Book Gender Matters in Art Education

Download or read book Gender Matters in Art Education written by Martin Rosenberg and published by . This book was released on 2007 with total page 180 pages. Available in PDF, EPUB and Kindle. Book excerpt: Find out how gender really matters in the artroom. Gender Matters in Art Education translates the theory of gender equity into real practice in the art classroom. The authors provide a coherent review of the important research on gender equity in schools and demonstrate, through concrete, classroom-based examples, the unique opportunities that the art classroom provides for promoting gender equity for both boys and girls.

Book Gender Issues in Art Education

    Book Details:
  • Author : Georgia Collins
  • Publisher : National Art Education Association (NAEA)
  • Release : 1996
  • ISBN :
  • Pages : 188 pages

Download or read book Gender Issues in Art Education written by Georgia Collins and published by National Art Education Association (NAEA).

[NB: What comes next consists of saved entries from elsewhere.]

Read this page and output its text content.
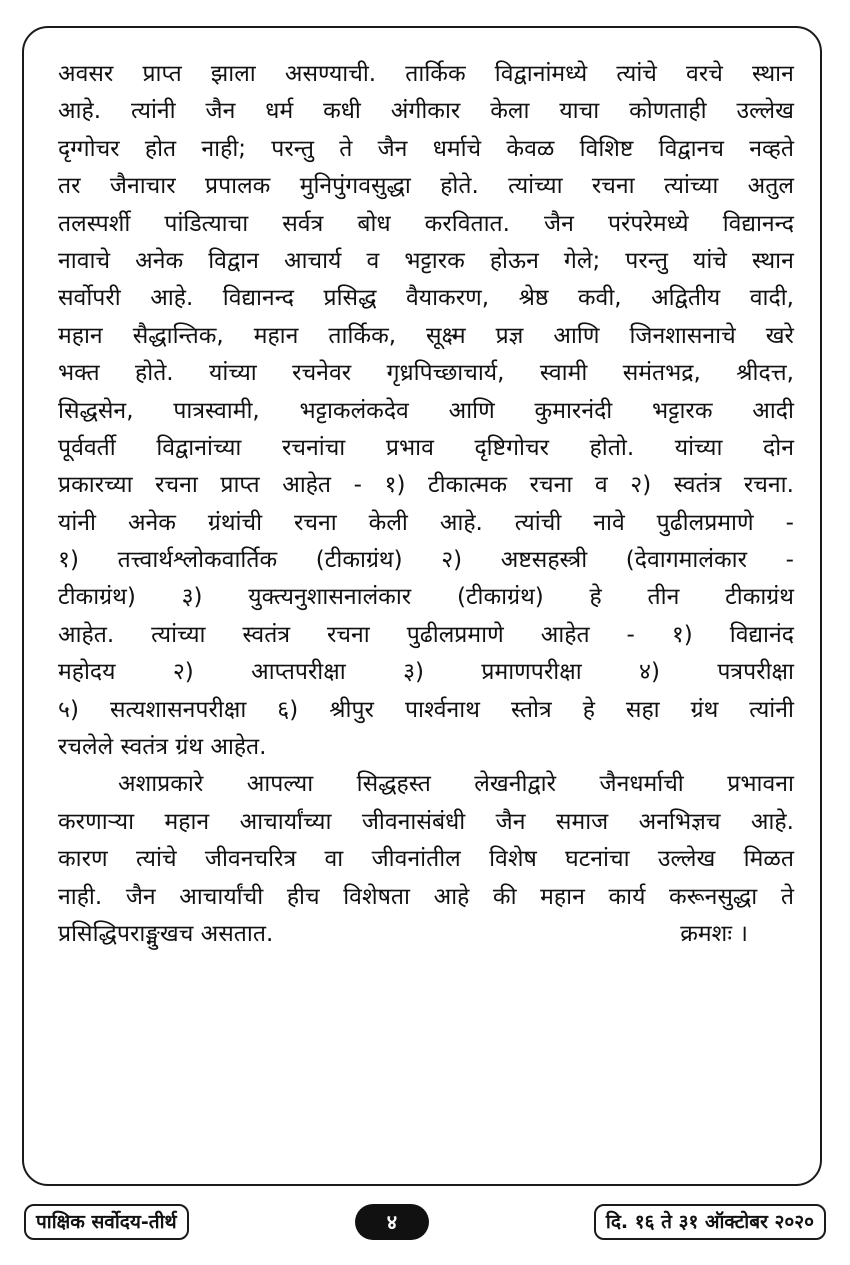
अवसर प्राप्त झाला असण्याची. तार्किक विद्वानांमध्ये त्यांचे वरचे स्थान
आहे. त्यांनी जैन धर्म कधी अंगीकार केला याचा कोणताही उल्लेख
दृग्गोचर होत नाही; परन्तु ते जैन धर्माचे केवळ विशिष्ट विद्वानच नव्हते
तर जैनाचार प्रपालक मुनिपुंगवसुद्धा होते. त्यांच्या रचना त्यांच्या अतुल
तलस्पर्शी पांडित्याचा सर्वत्र बोध करवितात. जैन परंपरेमध्ये विद्यानन्द
नावाचे अनेक विद्वान आचार्य व भट्टारक होऊन गेले; परन्तु यांचे स्थान
सर्वोपरी आहे. विद्यानन्द प्रसिद्ध वैयाकरण, श्रेष्ठ कवी, अद्वितीय वादी,
महान सैद्धान्तिक, महान तार्किक, सूक्ष्म प्रज्ञ आणि जिनशासनाचे खरे
भक्त होते. यांच्या रचनेवर गृध्रपिच्छाचार्य, स्वामी समंतभद्र, श्रीदत्त,
सिद्धसेन, पात्रस्वामी, भट्टाकलंकदेव आणि कुमारनंदी भट्टारक आदी
पूर्ववर्ती विद्वानांच्या रचनांचा प्रभाव दृष्टिगोचर होतो. यांच्या दोन
प्रकारच्या रचना प्राप्त आहेत - १) टीकात्मक रचना व २) स्वतंत्र रचना.
यांनी अनेक ग्रंथांची रचना केली आहे. त्यांची नावे पुढीलप्रमाणे -
१) तत्त्वार्थश्लोकवार्तिक (टीकाग्रंथ) २) अष्टसहस्त्री (देवागमालंकार -
टीकाग्रंथ) ३) युक्त्यनुशासनालंकार (टीकाग्रंथ) हे तीन टीकाग्रंथ
आहेत. त्यांच्या स्वतंत्र रचना पुढीलप्रमाणे आहेत - १) विद्यानंद
महोदय २) आप्तपरीक्षा ३) प्रमाणपरीक्षा ४) पत्रपरीक्षा
५) सत्यशासनपरीक्षा ६) श्रीपुर पार्श्वनाथ स्तोत्र हे सहा ग्रंथ त्यांनी
रचलेले स्वतंत्र ग्रंथ आहेत.
अशाप्रकारे आपल्या सिद्धहस्त लेखनीद्वारे जैनधर्माची प्रभावना
करणाऱ्या महान आचार्यांच्या जीवनासंबंधी जैन समाज अनभिज्ञच आहे.
कारण त्यांचे जीवनचरित्र वा जीवनांतील विशेष घटनांचा उल्लेख मिळत
नाही. जैन आचार्यांची हीच विशेषता आहे की महान कार्य करूनसुद्धा ते
प्रसिद्धिपराङ्मुखच असतात.	क्रमशः ।
पाक्षिक सर्वोदय-तीर्थ	४	दि. १६ ते ३१ ऑक्टोबर २०२०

This book was released on 1996 with total page 188 pages. Available in PDF, EPUB and Kindle. Book excerpt:

Book The Gendering of Art Education

Download or read book The Gendering of Art Education written by Pen Dalton and published by Feminist Educational Thinking. This book was released on 2001 with total page 200 pages. Available in PDF, EPUB and Kindle. Book excerpt: This book traces the main gendered themes of modernist art education from the nineteenth century to the present day. In the period of industrial modernization, art education emphasised the importance of productive modes of creativity in 'making and doing' and promoted rational 'design processes' productive of masculine identities. With the decline of industrial production and with the rise in leisure, services and consumption, art education has shifted its relevance to the more feminine skills of flexibility, management, responsiveness and combinatory modes of creativity. The Gendering of Art Education looks at the way art education has always been implicated in producing gendered identities for modernity's gendered divisions of labour.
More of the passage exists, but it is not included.